Coa-ongya berkilat pandang matanya. Mendengar dan melihat sikap dua kakek ini tiba-tiba dia menjadi tak tenang dan gelisah. Betapapun berita itu memang tak baik. Wi Hong, isteri mendiang Si Golok Maut tiba-tiba mengancam masa depannya. Ah, kenapa dulu tak dibunuhnya saja wanita itu? Kenapa dibiarkan hidup dan kini datang lagi? Tapi teringat bahwa wanita itu bekas ketua Hek-yan-pang dan suci (kakak seperguruan perempuan) dari isteri ketua Hek-yan-pang sekarang, Swi Cu atau Ju-hujin (nyonya Ju) maka pangeran itu mengepalkan tinju dan tampak gemas akan sesuatu, marah kepada seseorang.
"Kalian memang benar, pemberitahuan ini memang penting. Baiklah, terima kasih, Sudra. Dan apa sekarang yang hendak kalian lakukan."
"Kami tak hendak melakukan apa-apa. Kami hanya sekedar mengingatkan paduka, yang barangkali akan menyuruh atau menemukan Golok Maut muda itu!"
"Hm, aku sudah tua, Mindra. Dan aku tak akan mencari permusuhan dengan siapa pun. Aku sudah tenang dan tak akan mengikat permusuhan!"
"Tapi kalau paduka diganggu..."
"Itu lain, aku tentu saja tak akan tinggal diam!"
"Nah, itu yang kami maksud. Paduka memang harus waspada. Baiklah, keperluan kami sudah selesai, paduka. Barangkali kami minta diri dan seharusnya pergi."
"Nanti dulu!"sang pangeran mencegah dan menyambar dua orang itu, gerakannya mengejutkan, lagi-lagi membuat Sudra dan temannya tertegun. "Kalian datang tak usah buru-buru pergi, Mindra. Bagaimana kalau di sini dulu menemani aku!"

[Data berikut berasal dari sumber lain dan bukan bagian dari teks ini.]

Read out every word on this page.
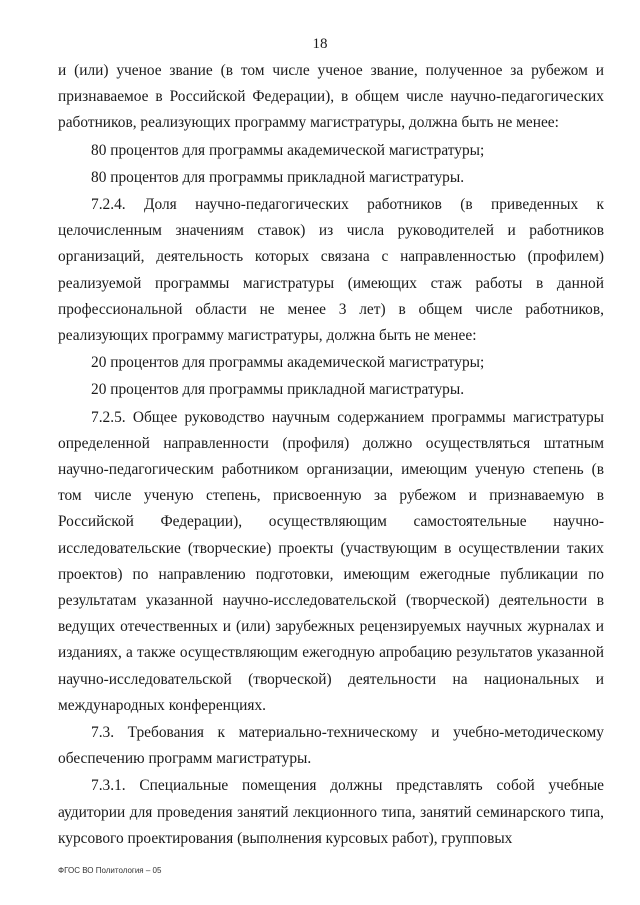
18

и (или) ученое звание (в том числе ученое звание, полученное за рубежом и признаваемое в Российской Федерации), в общем числе научно-педагогических работников, реализующих программу магистратуры, должна быть не менее:

80 процентов для программы академической магистратуры;

80 процентов для программы прикладной магистратуры.

7.2.4. Доля научно-педагогических работников (в приведенных к целочисленным значениям ставок) из числа руководителей и работников организаций, деятельность которых связана с направленностью (профилем) реализуемой программы магистратуры (имеющих стаж работы в данной профессиональной области не менее 3 лет) в общем числе работников, реализующих программу магистратуры, должна быть не менее:

20 процентов для программы академической магистратуры;

20 процентов для программы прикладной магистратуры.

7.2.5. Общее руководство научным содержанием программы магистратуры определенной направленности (профиля) должно осуществляться штатным научно-педагогическим работником организации, имеющим ученую степень (в том числе ученую степень, присвоенную за рубежом и признаваемую в Российской Федерации), осуществляющим самостоятельные научно-исследовательские (творческие) проекты (участвующим в осуществлении таких проектов) по направлению подготовки, имеющим ежегодные публикации по результатам указанной научно-исследовательской (творческой) деятельности в ведущих отечественных и (или) зарубежных рецензируемых научных журналах и изданиях, а также осуществляющим ежегодную апробацию результатов указанной научно-исследовательской (творческой) деятельности на национальных и международных конференциях.

7.3. Требования к материально-техническому и учебно-методическому обеспечению программ магистратуры.

7.3.1. Специальные помещения должны представлять собой учебные аудитории для проведения занятий лекционного типа, занятий семинарского типа, курсового проектирования (выполнения курсовых работ), групповых

ФГОС ВО Политология – 05
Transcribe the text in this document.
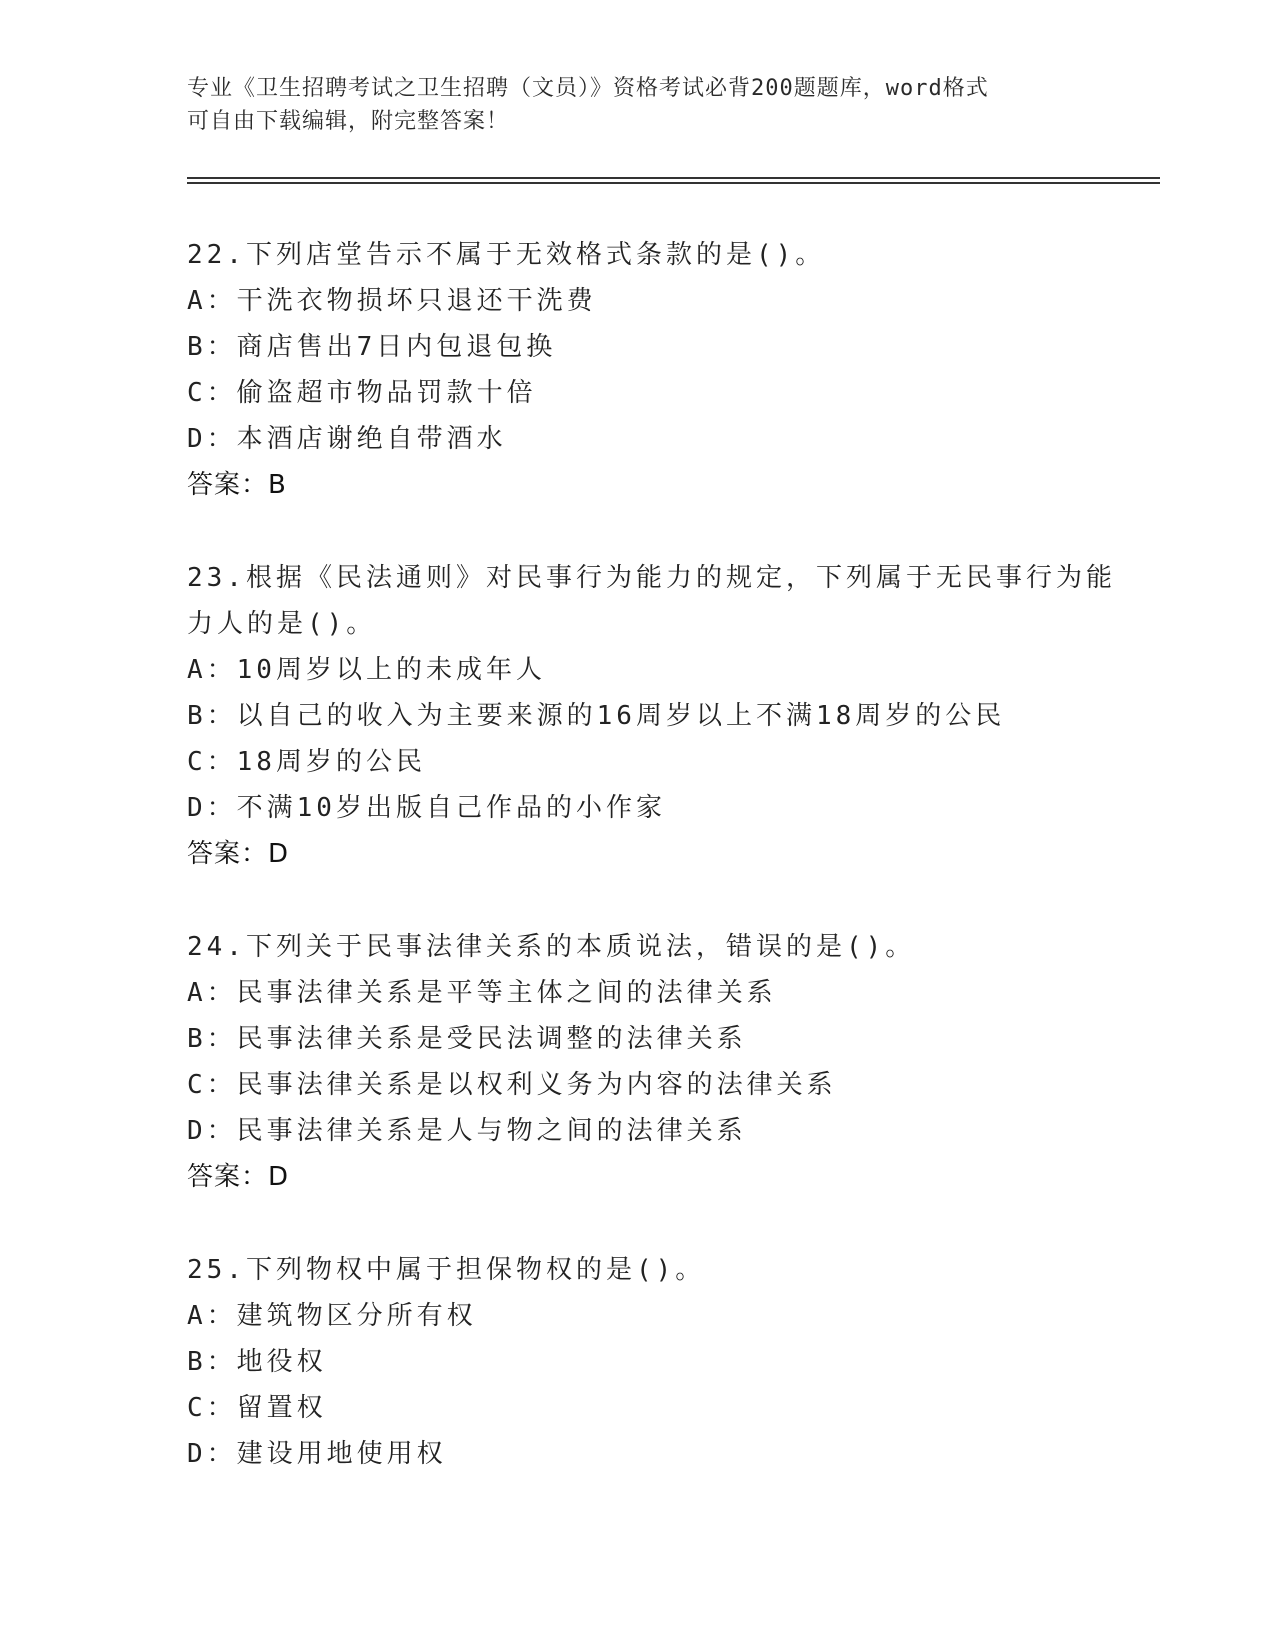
专业《卫生招聘考试之卫生招聘（文员）》资格考试必背200题题库，word格式
可自由下载编辑，附完整答案！
22.下列店堂告示不属于无效格式条款的是()。
A：干洗衣物损坏只退还干洗费
B：商店售出7日内包退包换
C：偷盗超市物品罚款十倍
D：本酒店谢绝自带酒水
答案：B
23.根据《民法通则》对民事行为能力的规定，下列属于无民事行为能
力人的是()。
A：10周岁以上的未成年人
B：以自己的收入为主要来源的16周岁以上不满18周岁的公民
C：18周岁的公民
D：不满10岁出版自己作品的小作家
答案：D
24.下列关于民事法律关系的本质说法，错误的是()。
A：民事法律关系是平等主体之间的法律关系
B：民事法律关系是受民法调整的法律关系
C：民事法律关系是以权利义务为内容的法律关系
D：民事法律关系是人与物之间的法律关系
答案：D
25.下列物权中属于担保物权的是()。
A：建筑物区分所有权
B：地役权
C：留置权
D：建设用地使用权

"Maksud paduka?" Mindra melepaskan diri, cengkeraman sudah mengendor.
"Aku ingin ditemani, Mindra. Tunggu sampai Kedok Hitam datang. Dua tiga hari ini aku kesunyian!"
"Tapi kami berdua kurang senang dengan pembantu paduka itu. Paduka tahu!"

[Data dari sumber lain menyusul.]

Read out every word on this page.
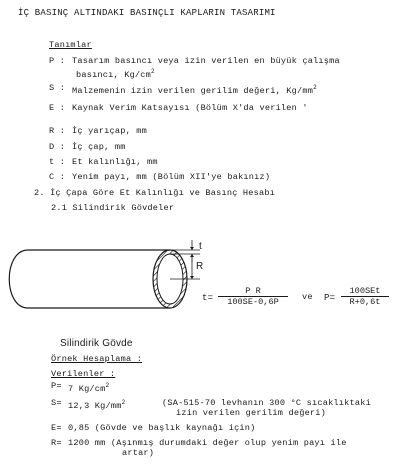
İÇ BASINÇ ALTINDAKI BASINÇLI KAPLARIN TASARIMI
Tanımlar
P : Tasarım basıncı veya izin verilen en büyük çalışma
basıncı, $Kg/cm^2$
S : Malzemenin izin verilen gerilim değeri, $Kg/mm^2$
E : Kaynak Verim Katsayısı (Bölüm X'da verilen '
R : İç yarıçap, mm
D : İç çap, mm
t : Et kalınlığı, mm
C : Yenim payı, mm (Bölüm XII'ye bakınız)
2. İç Çapa Göre Et Kalınlığı ve Basınç Hesabı
2.1 Silindirik Gövdeler
t
R
$t= \frac{\text{P R}}{100SE-0,6P}$ ve P=
100SEt
R+0,6t
Silindirik Gövde
Örnek Hesaplama :
Verilenler :
P= 7 $Kg/cm^2$
S= 12,3 $Kg/mm^2$	(SA-515-70 levhanın 300 °C sıcaklıktaki
izin verilen gerilim değeri)
E= 0,85 (Gövde ve başlık kaynağı için)
R= 1200 mm (Aşınmış durumdaki değer olup yenim payı ile
artar)
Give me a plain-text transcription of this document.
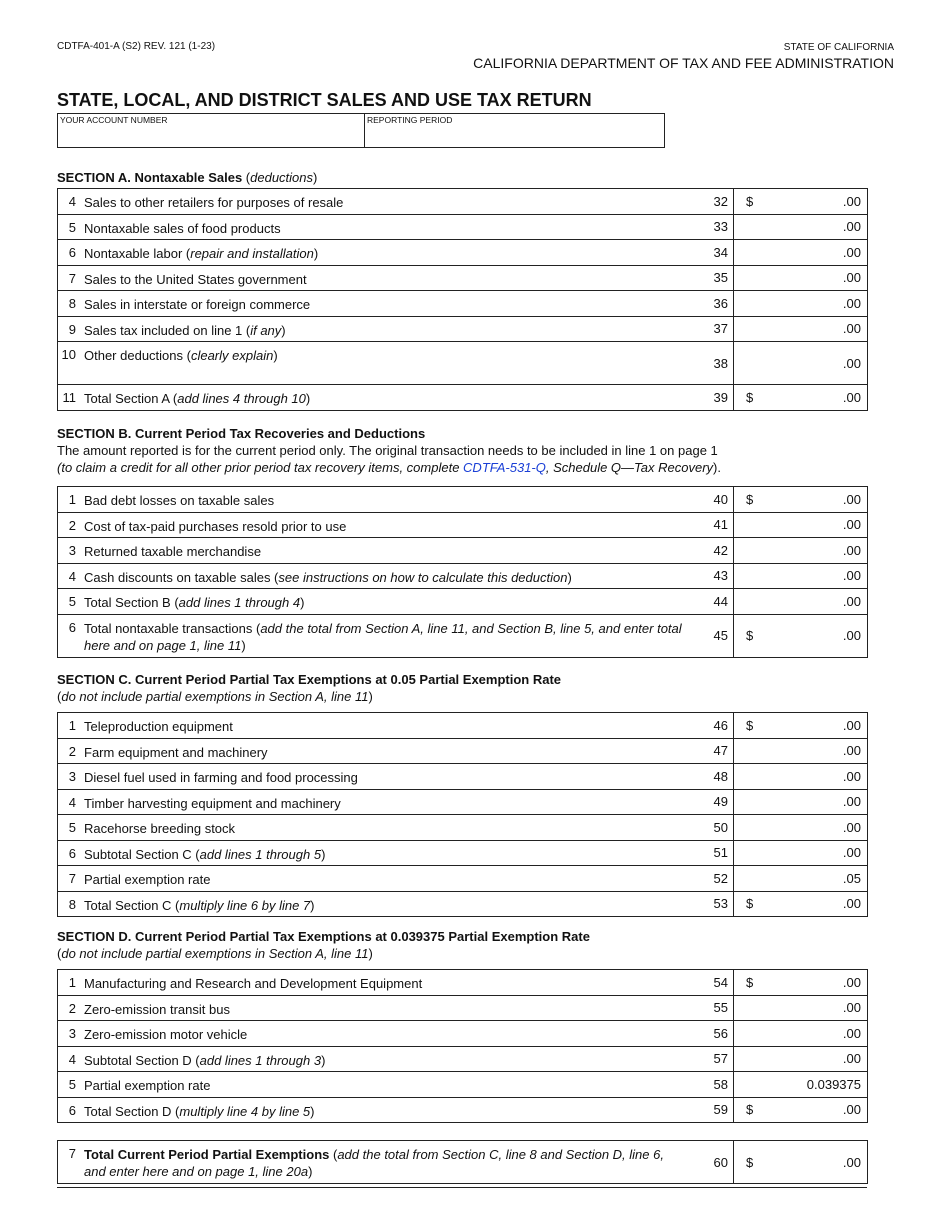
CDTFA-401-A (S2) REV. 121 (1-23)	STATE OF CALIFORNIA
CALIFORNIA DEPARTMENT OF TAX AND FEE ADMINISTRATION
STATE, LOCAL, AND DISTRICT SALES AND USE TAX RETURN
YOUR ACCOUNT NUMBER	REPORTING PERIOD
SECTION A. Nontaxable Sales (deductions)
4 Sales to other retailers for purposes of resale	32	$	.00
5 Nontaxable sales of food products	33	.00
6 Nontaxable labor (repair and installation)	34	.00
7 Sales to the United States government	35	.00
8 Sales in interstate or foreign commerce	36	.00
9 Sales tax included on line 1 (if any)	37	.00
10 Other deductions (clearly explain)	38	.00
11 Total Section A (add lines 4 through 10)	39	$	.00
SECTION B. Current Period Tax Recoveries and Deductions
The amount reported is for the current period only. The original transaction needs to be included in line 1 on page 1
(to claim a credit for all other prior period tax recovery items, complete CDTFA-531-Q, Schedule Q—Tax Recovery).
1 Bad debt losses on taxable sales	40	$	.00
2 Cost of tax-paid purchases resold prior to use	41	.00
3 Returned taxable merchandise	42	.00
4 Cash discounts on taxable sales (see instructions on how to calculate this deduction)	43	.00
5 Total Section B (add lines 1 through 4)	44	.00
6 Total nontaxable transactions (add the total from Section A, line 11, and Section B, line 5, and enter total here and on page 1, line 11)
45	$	.00
SECTION C. Current Period Partial Tax Exemptions at 0.05 Partial Exemption Rate
(do not include partial exemptions in Section A, line 11)
1 Teleproduction equipment	46	$	.00
2 Farm equipment and machinery	47	.00
3 Diesel fuel used in farming and food processing	48	.00
4 Timber harvesting equipment and machinery	49	.00
5 Racehorse breeding stock	50	.00
6 Subtotal Section C (add lines 1 through 5)	51	.00
7 Partial exemption rate	52	.05
8 Total Section C (multiply line 6 by line 7)	53	$	.00
SECTION D. Current Period Partial Tax Exemptions at 0.039375 Partial Exemption Rate
(do not include partial exemptions in Section A, line 11)
1 Manufacturing and Research and Development Equipment	54	$	.00
2 Zero-emission transit bus	55	.00
3 Zero-emission motor vehicle	56	.00
4 Subtotal Section D (add lines 1 through 3)	57	.00
5 Partial exemption rate	58	0.039375
6 Total Section D (multiply line 4 by line 5)	59	$	.00
7 Total Current Period Partial Exemptions (add the total from Section C, line 8 and Section D, line 6, and enter here and on page 1, line 20a)
60	$	.00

"Hm, lain dulu lain sekarang, Mindra. Kalian jangan berkecil hati karena pembantuku itu tak sesombong yang kalian sangka. Aku dapat memberi tahu agar dia menghargai kalian. Tempat ini perlu orang-orang pandai seperti kalian berdua!"
"Tapi kalau dia tetap sombong?" Sudra kali ini bicara, matanya bersinar-sinar.
"Kalian boleh pergi, Sudra. Aku tak melarang. Ah, aku lupa memberi hadiah untuk laporan kalian ini. Terimalah..!" dan sepundi-pundi uang berkerincing yang dilempar ke kakek ini tiba-tiba ditangkap dan diterima Sudra, yang berkilat dan berseri-seri karena begitu mudah Coa-ongya memberi hadiah. Biasanya, pelit dan mahal!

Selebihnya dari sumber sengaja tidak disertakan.